Sunday, March 30, 2014

French Onion Soup

Sorry I have not posted in a while. The past few days have been busy with me coming home for spring break and catching up with my family. Here is the recipe for some delicious French onion soup I made for dinner tonight. I'll share more later about how the week goes. I am looking forward to relaxing a bit and spending some quality time with my family.

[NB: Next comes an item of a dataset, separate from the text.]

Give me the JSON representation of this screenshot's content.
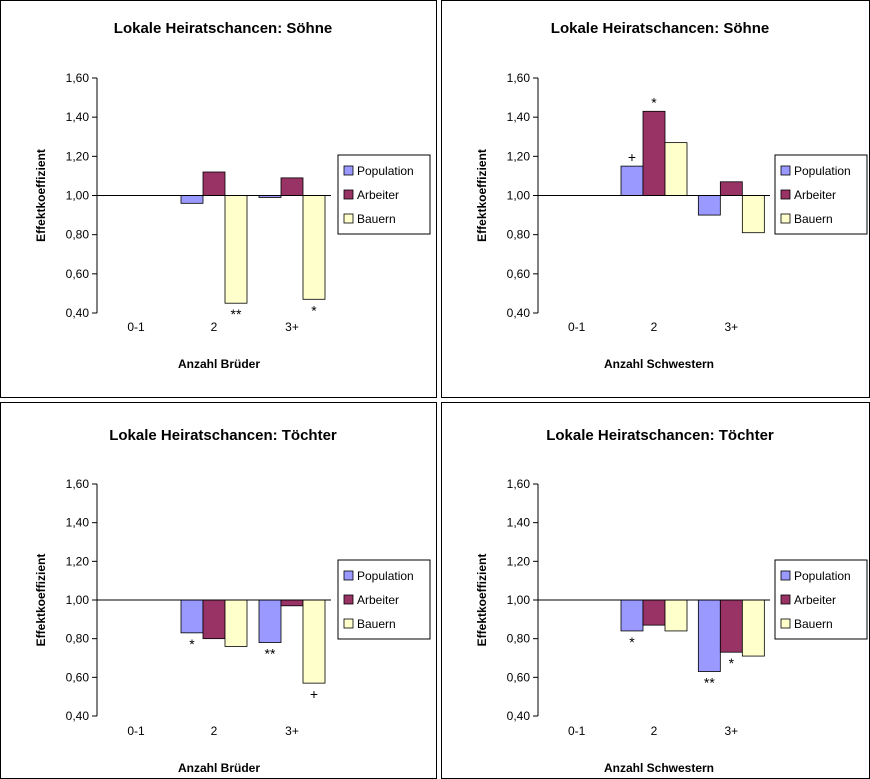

I have always loved French onion soup. It is probably my favorite soup. (Although, you cannot go wrong with a nice bowl of beef and barley soup.) The cheesy croutons might lend to my preference. I'll just let you see for yourself.

French Onion Soup
3 pounds sweet onions, peeled and sliced thinly
3 tbsp. oil
1 tbsp. brown sugar
1 cup white wine
8 cups beef broth
1/2 cup cooking Sherry
3 tbsp. fresh thyme
1 loaf of French bread, sliced 1" thick
3/4 cup shredded provolone cheese

To make the soup, heat the oil over medium high heat in a large pot. Add the onions and cook for about 15 minutes, or until the onions are soft. Stir in the brown sugar, reducing the heat to medium. Cook for another 40 minutes until the onions are golden. Add the white wine and bring to a boil for 5 minutes. Stir in the beef broth, cover, and cook for 15 minutes. Finally, add the sherry and thyme. Simmer for a few minutes over medium heat.

To make the croutons, preheat your broiler to low. Lay the bread out onto a baking sheet. Broil for about 90 seconds, or until lightly toasted. Flip each piece over and top with the cheese. Broil another 90 seconds or so until the cheese melts.

To assemble, pour a good amount of the soup into a bowl. Top with a crouton or two and serve immediately.